In what is believed to be an unprecedented partnership between academia and industry, an international group of collaborators met for the first time at Cornell, June 25-26, to launch an urgent program to develop an instant and cheap immune-system test that would help determine the appropriate treatment for people living with HIV/AIDS in the developing world.

What is unique about the collaboration, say the researchers, is that an independent management team, led by Hans-Georg Batz, core team director for the Division of Medicine at Imperial College, London, not only selected researchers for the collaboration but also enlisted companies that have come on board very early in the product development process.

"Normally, companies are very secretive about their product development programs until the launch. What's really remarkable is that we came to this meeting and opened our treasure chest of ideas and data and said let's do this together," said Peter Wagner, CEO of Zyomyx Inc. of Haywood, Calif.

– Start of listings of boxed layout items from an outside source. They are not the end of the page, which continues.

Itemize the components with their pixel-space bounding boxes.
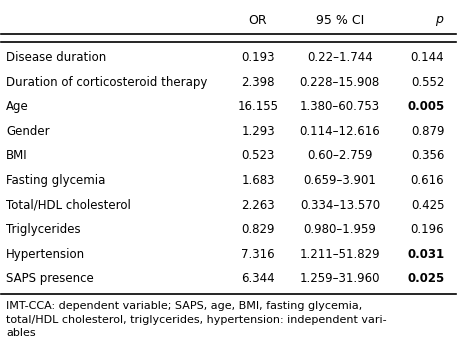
Text: 0.031: 0.031 xyxy=(407,248,444,261)
Text: Disease duration: Disease duration xyxy=(6,51,106,64)
Text: 0.005: 0.005 xyxy=(407,100,444,113)
Text: 0.228–15.908: 0.228–15.908 xyxy=(300,76,380,89)
Text: 0.144: 0.144 xyxy=(410,51,444,64)
Text: 1.211–51.829: 1.211–51.829 xyxy=(300,248,380,261)
Text: $p$: $p$ xyxy=(435,14,444,28)
Text: 0.425: 0.425 xyxy=(411,199,444,211)
Text: 0.980–1.959: 0.980–1.959 xyxy=(303,223,376,236)
Text: 1.259–31.960: 1.259–31.960 xyxy=(300,272,380,285)
Text: Duration of corticosteroid therapy: Duration of corticosteroid therapy xyxy=(6,76,207,89)
Text: 95 % CI: 95 % CI xyxy=(316,14,364,27)
Text: 0.356: 0.356 xyxy=(411,150,444,163)
Text: 0.193: 0.193 xyxy=(241,51,275,64)
Text: 0.523: 0.523 xyxy=(241,150,275,163)
Text: 6.344: 6.344 xyxy=(241,272,275,285)
Text: 0.659–3.901: 0.659–3.901 xyxy=(303,174,376,187)
Text: Total/HDL cholesterol: Total/HDL cholesterol xyxy=(6,199,131,211)
Text: 0.025: 0.025 xyxy=(407,272,444,285)
Text: Hypertension: Hypertension xyxy=(6,248,85,261)
Text: 0.879: 0.879 xyxy=(411,125,444,138)
Text: BMI: BMI xyxy=(6,150,27,163)
Text: 0.22–1.744: 0.22–1.744 xyxy=(307,51,373,64)
Text: 16.155: 16.155 xyxy=(237,100,279,113)
Text: 0.552: 0.552 xyxy=(411,76,444,89)
Text: 7.316: 7.316 xyxy=(241,248,275,261)
Text: IMT-CCA: dependent variable; SAPS, age, BMI, fasting glycemia,
total/HDL cholest: IMT-CCA: dependent variable; SAPS, age, … xyxy=(6,301,387,338)
Text: SAPS presence: SAPS presence xyxy=(6,272,94,285)
Text: 2.398: 2.398 xyxy=(241,76,275,89)
Text: Gender: Gender xyxy=(6,125,50,138)
Text: Triglycerides: Triglycerides xyxy=(6,223,81,236)
Text: 0.334–13.570: 0.334–13.570 xyxy=(300,199,380,211)
Text: 0.60–2.759: 0.60–2.759 xyxy=(307,150,373,163)
Text: 1.380–60.753: 1.380–60.753 xyxy=(300,100,380,113)
Text: 0.114–12.616: 0.114–12.616 xyxy=(300,125,380,138)
Text: 1.293: 1.293 xyxy=(241,125,275,138)
Text: 1.683: 1.683 xyxy=(241,174,275,187)
Text: 0.616: 0.616 xyxy=(410,174,444,187)
Text: 2.263: 2.263 xyxy=(241,199,275,211)
Text: 0.829: 0.829 xyxy=(241,223,275,236)
Text: 0.196: 0.196 xyxy=(410,223,444,236)
Text: Fasting glycemia: Fasting glycemia xyxy=(6,174,105,187)
Text: OR: OR xyxy=(249,14,267,27)
Text: Age: Age xyxy=(6,100,29,113)
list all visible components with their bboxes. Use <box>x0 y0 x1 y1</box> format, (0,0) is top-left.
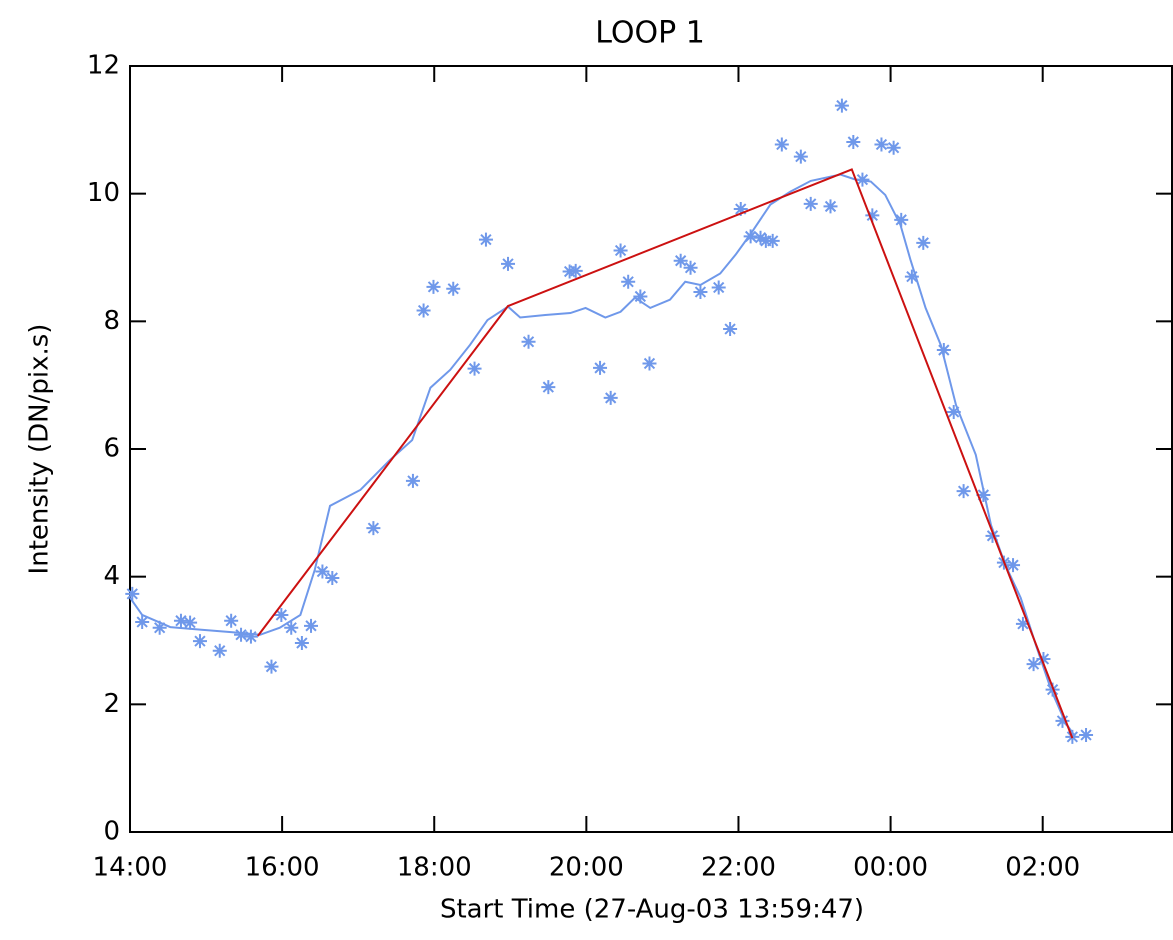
data-point <box>467 361 482 376</box>
data-point <box>803 196 818 211</box>
data-point <box>212 643 227 658</box>
data-point <box>603 390 618 405</box>
x-tick-label: 16:00 <box>245 853 320 883</box>
data-point <box>315 564 330 579</box>
data-point <box>865 208 880 223</box>
data-point <box>366 521 381 536</box>
data-point <box>234 627 249 642</box>
data-point <box>743 229 758 244</box>
data-point <box>904 269 919 284</box>
data-point <box>916 235 931 250</box>
data-point <box>793 149 808 164</box>
x-axis-label: Start Time (27-Aug-03 13:59:47) <box>440 895 864 925</box>
data-point <box>1026 657 1041 672</box>
data-point <box>426 279 441 294</box>
data-point <box>956 484 971 499</box>
y-axis-label: Intensity (DN/pix.s) <box>25 324 55 575</box>
y-tick-label: 0 <box>103 817 120 847</box>
data-point <box>683 260 698 275</box>
data-point <box>711 280 726 295</box>
data-line <box>129 173 1077 738</box>
y-tick-label: 2 <box>103 689 120 719</box>
data-point <box>874 137 889 152</box>
data-point <box>568 263 583 278</box>
data-point <box>294 636 309 651</box>
data-point <box>633 289 648 304</box>
data-point <box>846 134 861 149</box>
x-tick-label: 22:00 <box>701 853 776 883</box>
data-point <box>183 615 198 630</box>
data-point <box>521 334 536 349</box>
data-point <box>946 404 961 419</box>
data-point <box>593 360 608 375</box>
x-tick-label: 18:00 <box>397 853 472 883</box>
data-point <box>976 487 991 502</box>
data-point <box>152 620 167 635</box>
data-point <box>834 98 849 113</box>
data-point <box>823 199 838 214</box>
y-tick-label: 8 <box>103 306 120 336</box>
data-point <box>405 473 420 488</box>
data-point <box>173 613 188 628</box>
data-point <box>478 232 493 247</box>
data-point <box>753 230 768 245</box>
data-point <box>125 586 140 601</box>
chart-title: LOOP 1 <box>595 16 705 51</box>
y-tick-label: 4 <box>103 561 120 591</box>
data-point <box>733 201 748 216</box>
data-point <box>243 629 258 644</box>
data-point <box>1015 616 1030 631</box>
data-point <box>613 243 628 258</box>
data-point <box>541 380 556 395</box>
plot-frame <box>129 65 1173 833</box>
data-point <box>1055 713 1070 728</box>
data-point <box>446 281 461 296</box>
data-point <box>894 212 909 227</box>
data-point <box>1006 558 1021 573</box>
x-tick-label: 14:00 <box>93 853 168 883</box>
data-point <box>723 321 738 336</box>
y-tick-label: 12 <box>87 51 120 81</box>
data-point <box>1079 727 1094 742</box>
x-tick-label: 20:00 <box>549 853 624 883</box>
data-point <box>416 303 431 318</box>
data-point <box>501 256 516 271</box>
data-point <box>693 284 708 299</box>
data-point <box>325 570 340 585</box>
data-point <box>673 253 688 268</box>
data-point <box>264 659 279 674</box>
data-point <box>774 137 789 152</box>
data-point <box>135 614 150 629</box>
x-tick-label: 02:00 <box>1005 853 1080 883</box>
data-point <box>304 618 319 633</box>
x-tick-label: 00:00 <box>853 853 928 883</box>
data-point <box>936 343 951 358</box>
data-point <box>765 233 780 248</box>
data-point <box>1036 652 1051 667</box>
data-point <box>985 528 1000 543</box>
data-point <box>621 274 636 289</box>
data-point <box>274 607 289 622</box>
data-point <box>886 140 901 155</box>
data-point <box>192 634 207 649</box>
data-line <box>256 168 1074 739</box>
y-tick-label: 10 <box>87 178 120 208</box>
data-point <box>284 620 299 635</box>
data-point <box>224 613 239 628</box>
y-tick-label: 6 <box>103 434 120 464</box>
data-point <box>642 356 657 371</box>
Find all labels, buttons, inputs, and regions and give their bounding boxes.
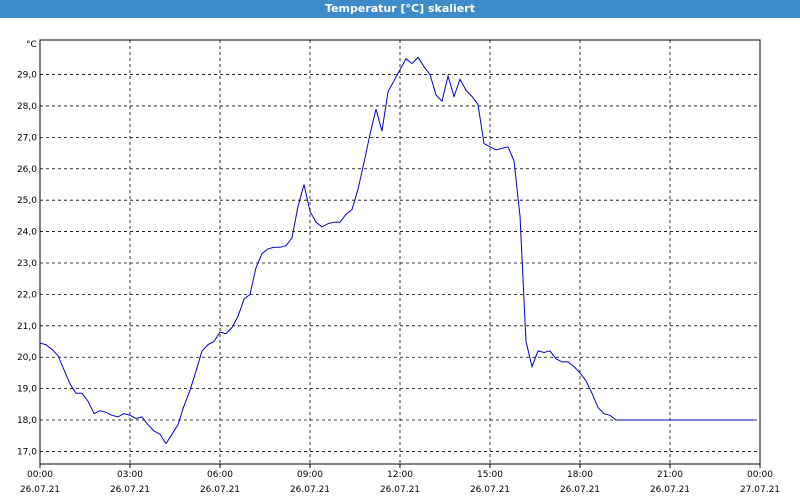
y-axis-ticks: 17,0 18,0 19,0 20,0 21,0 22,0 23,0 24,0 25,0 26,0… (17, 71, 37, 458)
y-tick-label: 28,0 (17, 102, 37, 112)
x-tick-time-label: 12:00 (387, 470, 413, 480)
x-tick-time-label: 00:00 (27, 470, 53, 480)
x-tick-date-label: 26.07.21 (650, 485, 690, 495)
x-tick-date-label: 26.07.21 (470, 485, 510, 495)
x-tick-time-label: 00:00 (747, 470, 773, 480)
window-title: Temperatur [°C] skaliert (0, 0, 800, 18)
y-tick-label: 21,0 (17, 322, 37, 332)
x-tick-time-label: 21:00 (657, 470, 683, 480)
temperature-series-line (39, 56, 754, 445)
y-tick-label: 17,0 (17, 447, 37, 457)
x-tick-time-label: 18:00 (567, 470, 593, 480)
x-tick-time-label: 06:00 (207, 470, 233, 480)
y-tick-label: 26,0 (17, 165, 37, 175)
x-tick-date-label: 27.07.21 (740, 485, 780, 495)
x-tick-time-label: 03:00 (117, 470, 143, 480)
grid-lines (40, 40, 760, 464)
x-tick-date-label: 26.07.21 (20, 485, 60, 495)
x-tick-date-label: 26.07.21 (110, 485, 150, 495)
x-tick-date-label: 26.07.21 (200, 485, 240, 495)
x-tick-time-label: 15:00 (477, 470, 503, 480)
x-tick-date-label: 26.07.21 (380, 485, 420, 495)
x-tick-date-label: 26.07.21 (560, 485, 600, 495)
y-tick-label: 19,0 (17, 385, 37, 395)
y-tick-label: 25,0 (17, 196, 37, 206)
y-tick-label: 29,0 (17, 71, 37, 81)
temperature-chart: 17,0 18,0 19,0 20,0 21,0 22,0 23,0 24,0 25,0 26,0… (17, 39, 780, 495)
y-tick-label: 27,0 (17, 133, 37, 143)
y-tick-label: 20,0 (17, 353, 37, 363)
y-tick-label: 24,0 (17, 228, 37, 238)
y-tick-label: 23,0 (17, 259, 37, 269)
x-tick-time-label: 09:00 (297, 470, 323, 480)
y-tick-label: 22,0 (17, 290, 37, 300)
y-tick-label: 18,0 (17, 416, 37, 426)
y-axis-unit-label: °C (26, 40, 37, 50)
x-axis-ticks: 00:00 26.07.21 03:00 26.07.21 06:00 26.07.21 0… (20, 464, 780, 495)
x-tick-date-label: 26.07.21 (290, 485, 330, 495)
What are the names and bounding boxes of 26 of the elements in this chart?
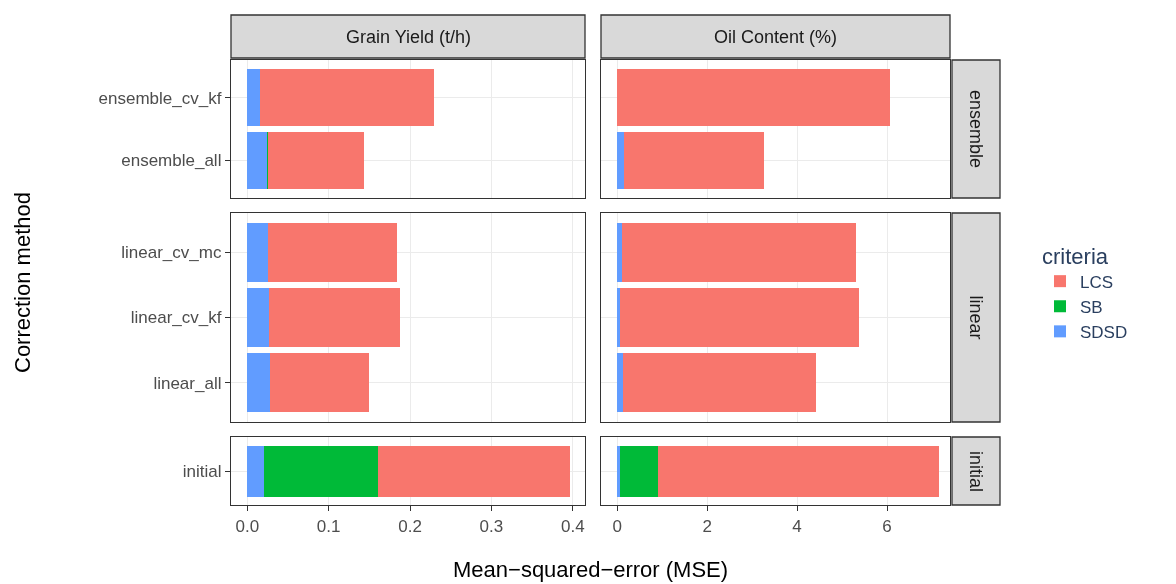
y-tick-label: ensemble_cv_kf — [98, 88, 222, 108]
text: initial — [966, 451, 986, 493]
y-tick-label: linear_cv_kf — [130, 308, 222, 328]
text: ensemble — [966, 90, 986, 169]
legend-label: SDSD — [1080, 322, 1128, 342]
x-tick-label: 2 — [702, 516, 712, 536]
y-axis-title: Correction method — [10, 192, 35, 373]
y-tick-label: linear_all — [153, 373, 222, 393]
x-tick-label: 4 — [792, 516, 802, 536]
legend-title: criteria — [1042, 243, 1109, 269]
legend-label: SB — [1080, 297, 1103, 317]
x-axis-title: Mean−squared−error (MSE) — [453, 557, 729, 582]
x-tick-label: 0 — [612, 516, 622, 536]
x-tick-label: 0.4 — [560, 516, 585, 536]
y-tick-label: initial — [182, 461, 222, 481]
x-tick-label: 0.3 — [479, 516, 504, 536]
legend-label: LCS — [1080, 272, 1114, 292]
chart-title: Grain Yield (t/h) — [346, 27, 472, 47]
x-tick-label: 0.0 — [235, 516, 260, 536]
chart-title: Oil Content (%) — [714, 27, 838, 47]
y-tick-label: linear_cv_mc — [121, 243, 222, 263]
x-tick-label: 6 — [882, 516, 892, 536]
x-tick-label: 0.2 — [398, 516, 422, 536]
text: linear — [965, 295, 986, 340]
x-tick-label: 0.1 — [316, 516, 341, 536]
y-tick-label: ensemble_all — [121, 151, 222, 171]
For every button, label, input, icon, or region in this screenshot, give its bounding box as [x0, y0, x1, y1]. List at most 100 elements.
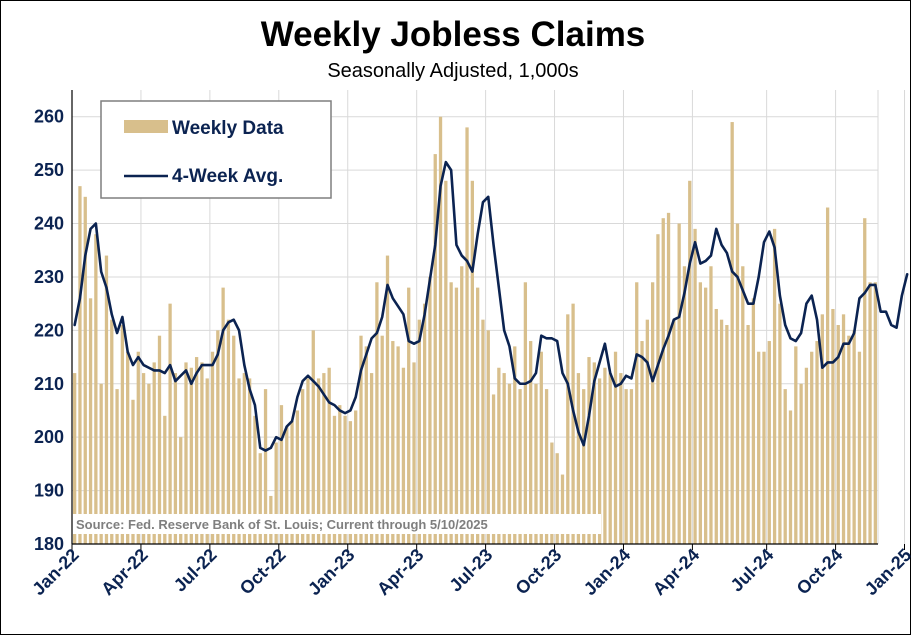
weekly-bar: [741, 266, 745, 544]
weekly-bar: [412, 362, 416, 544]
weekly-bar: [555, 453, 559, 544]
weekly-bar: [258, 453, 262, 544]
weekly-bar: [221, 287, 225, 544]
weekly-bar: [322, 373, 326, 544]
weekly-bar: [433, 154, 437, 544]
weekly-bar: [476, 287, 480, 544]
weekly-bar: [852, 330, 856, 544]
weekly-bar: [454, 287, 459, 544]
weekly-bar: [147, 383, 151, 544]
weekly-bar: [279, 405, 284, 544]
weekly-bar: [513, 346, 517, 544]
weekly-bar: [778, 303, 782, 544]
weekly-bar: [327, 367, 331, 544]
weekly-bar: [491, 394, 496, 544]
weekly-bar: [465, 127, 469, 544]
weekly-bar: [629, 389, 634, 544]
weekly-bar: [115, 389, 119, 544]
weekly-bar: [332, 415, 337, 544]
weekly-bar: [285, 426, 289, 544]
weekly-bar: [666, 212, 671, 544]
weekly-bar: [868, 282, 872, 544]
weekly-bar: [163, 415, 167, 544]
weekly-bar: [873, 282, 877, 544]
y-tick-label: 240: [34, 214, 64, 234]
weekly-bar: [486, 330, 490, 544]
weekly-bar: [396, 346, 400, 544]
weekly-bar: [375, 282, 379, 544]
weekly-bar: [597, 378, 602, 544]
y-tick-label: 260: [34, 107, 64, 127]
weekly-bar: [126, 351, 130, 544]
weekly-bar: [428, 276, 432, 544]
weekly-bar: [104, 255, 109, 544]
weekly-bar: [348, 421, 353, 544]
weekly-bar: [253, 415, 257, 544]
weekly-bar: [141, 373, 146, 544]
four-week-avg-series: [73, 160, 909, 452]
weekly-bar: [263, 389, 268, 544]
weekly-bar: [343, 415, 347, 544]
y-tick-label: 190: [34, 481, 64, 501]
legend-swatch-weekly: [124, 120, 168, 133]
weekly-bar: [136, 351, 140, 544]
weekly-bar: [799, 383, 803, 544]
weekly-bar: [704, 287, 708, 544]
weekly-bar: [841, 314, 846, 544]
weekly-bar: [762, 351, 766, 544]
weekly-bar: [794, 346, 798, 544]
weekly-bar: [529, 341, 533, 544]
weekly-bar: [274, 442, 278, 544]
weekly-bar: [693, 228, 697, 544]
weekly-bar: [566, 314, 570, 544]
weekly-bar: [831, 308, 835, 544]
weekly-bar: [407, 287, 411, 544]
weekly-bar: [189, 367, 193, 544]
weekly-bar: [301, 389, 305, 544]
weekly-bar: [772, 228, 777, 544]
weekly-bar: [316, 378, 321, 544]
weekly-bar: [422, 303, 427, 544]
weekly-bar: [725, 325, 729, 544]
weekly-bar: [417, 319, 421, 544]
weekly-bar: [210, 351, 215, 544]
weekly-bar: [603, 367, 607, 544]
weekly-bar: [497, 367, 501, 544]
weekly-bar: [735, 223, 740, 544]
weekly-bar: [502, 373, 506, 544]
weekly-bar: [131, 399, 135, 544]
weekly-bar: [783, 389, 787, 544]
weekly-bar: [688, 180, 692, 545]
weekly-bar: [820, 314, 824, 544]
weekly-bar: [645, 319, 649, 544]
weekly-bar: [179, 437, 183, 544]
weekly-bar: [677, 223, 681, 544]
weekly-bar: [168, 303, 172, 544]
weekly-bar: [624, 389, 628, 544]
weekly-bar: [194, 357, 199, 544]
weekly-bar: [306, 378, 310, 544]
y-tick-label: 210: [34, 374, 64, 394]
weekly-bar: [544, 389, 549, 544]
weekly-bar: [804, 367, 809, 544]
weekly-bar: [815, 341, 819, 544]
weekly-bar: [810, 351, 814, 544]
weekly-bar: [460, 266, 464, 544]
weekly-bar: [709, 266, 713, 544]
chart-subtitle: Seasonally Adjusted, 1,000s: [327, 60, 578, 82]
legend: Weekly Data 4-Week Avg.: [100, 100, 332, 199]
weekly-bar: [730, 122, 734, 545]
weekly-bar: [173, 373, 178, 544]
weekly-bar: [242, 373, 246, 544]
y-tick-label: 220: [34, 320, 64, 340]
weekly-bar: [560, 474, 565, 544]
weekly-bar: [714, 308, 718, 544]
weekly-bar: [338, 405, 342, 544]
weekly-bar: [576, 373, 581, 544]
weekly-bar: [438, 116, 443, 545]
weekly-bar: [672, 319, 676, 544]
four-week-avg-line: [73, 160, 909, 452]
weekly-bar: [78, 186, 82, 544]
weekly-bar: [200, 362, 204, 544]
weekly-bar: [534, 383, 538, 544]
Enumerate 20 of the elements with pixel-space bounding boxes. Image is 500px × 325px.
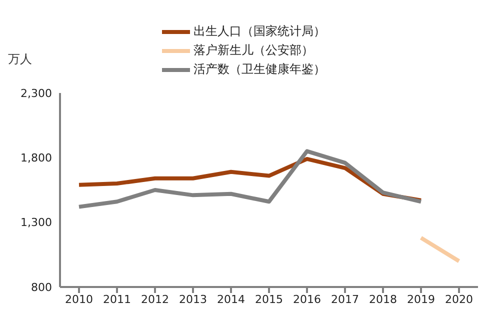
x-tick-label: 2017 [331,292,359,306]
x-tick-label: 2014 [217,292,245,306]
y-tick-label: 1,300 [20,216,52,230]
x-tick-label: 2019 [407,292,435,306]
x-tick-label: 2013 [179,292,207,306]
x-tick-label: 2020 [445,292,473,306]
x-tick-label: 2012 [141,292,169,306]
y-tick-label: 2,300 [20,86,52,100]
x-tick-label: 2010 [65,292,93,306]
x-tick-label: 2011 [103,292,131,306]
x-tick-label: 2015 [255,292,283,306]
legend-label: 活产数（卫生健康年鉴） [194,61,326,78]
legend-label: 落户新生儿（公安部） [194,42,314,59]
legend-label: 出生人口（国家统计局） [194,23,326,40]
y-tick-label: 800 [31,280,52,294]
x-tick-label: 2016 [293,292,321,306]
line-series [77,149,423,209]
y-axis-title: 万人 [8,52,32,66]
x-tick-label: 2018 [369,292,397,306]
y-tick-label: 1,800 [20,152,52,165]
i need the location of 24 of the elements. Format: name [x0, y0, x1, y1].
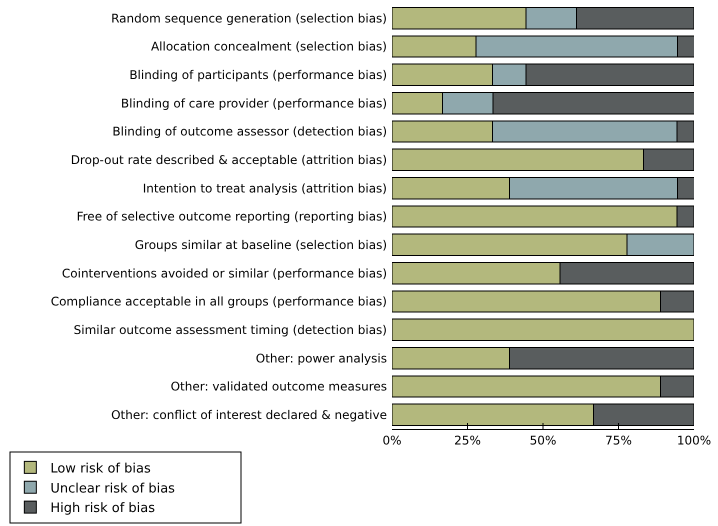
x-tick-label: 50%	[530, 433, 556, 448]
y-tick-label: Drop-out rate described & acceptable (attrition bias)	[70, 153, 387, 168]
y-tick-label: Random sequence generation (selection bias)	[111, 11, 387, 26]
x-tick-label: 25%	[454, 433, 481, 448]
y-tick-label: Free of selective outcome reporting (reporting bias)	[76, 210, 387, 224]
y-tick-label: Groups similar at baseline (selection bias)	[134, 238, 387, 252]
x-tick-label: 75%	[605, 433, 632, 448]
y-tick-label: Cointerventions avoided or similar (performance bias)	[62, 266, 387, 280]
y-tick-label: Blinding of care provider (performance bias)	[120, 96, 387, 110]
y-tick-label: Blinding of participants (performance bias)	[129, 68, 387, 82]
x-tick-label: 0%	[382, 433, 402, 448]
legend-label: High risk of bias	[50, 501, 156, 516]
y-tick-label: Compliance acceptable in all groups (performance bias)	[50, 294, 387, 309]
bar	[392, 318, 694, 341]
y-tick-label: Intention to treat analysis (attrition bias)	[142, 181, 387, 196]
legend-label: Low risk of bias	[50, 461, 151, 476]
y-tick-label: Allocation concealment (selection bias)	[150, 40, 387, 54]
y-tick-label: Other: conflict of interest declared & negative	[111, 408, 387, 422]
y-tick-label: Other: power analysis	[256, 351, 387, 366]
legend-label: Unclear risk of bias	[50, 481, 176, 496]
y-tick-label: Blinding of outcome assessor (detection bias)	[112, 124, 387, 139]
y-tick-label: Similar outcome assessment timing (detection bias)	[74, 323, 387, 338]
x-tick-label: 100%	[676, 433, 712, 448]
y-tick-label: Other: validated outcome measures	[170, 380, 387, 394]
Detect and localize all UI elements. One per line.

Zyomyx is part of an $8.6 million international consortium, called the CD4 Initiative, funded by the Bill and Melinda Gates Foundation. The project, which includes Antje J. Baeumner, Cornell associate professor of biological and environmental engineering, is called CD4 since the researchers seek to create a device -- very similar to a pregnancy test -- that examines the CD4 T-cell count in the blood, which drops significantly after HIV infection when AIDS develops.

The test, which will have to work in rural areas without electricity and water, endure extreme conditions and derive all its information from a finger prick, would enable health-care workers to instantly assess when to start life-saving, anti-retroviral therapy. It could help HIV/AIDS sufferers in poor countries get appropriate treatment sooner, which could significantly improve their chance for survival. Researchers hope to have the test available within three years.

Baeumner, who was awarded an initial CD4 Initiative grant of $386,000 (subject to annual renewal for four years) is working with liposomes -- small spheres filled with dye -- that can detect even small concentrations of CD4 cells and light up in different colors if so desired when in contact with them.

The collaboration also includes researchers from Beckman Coulter Inc., Miami, and the AIDS Pathogenesis Research Unit and the HIV Clinical Research Laboratory at the Burnet Institute in Melbourne, Australia.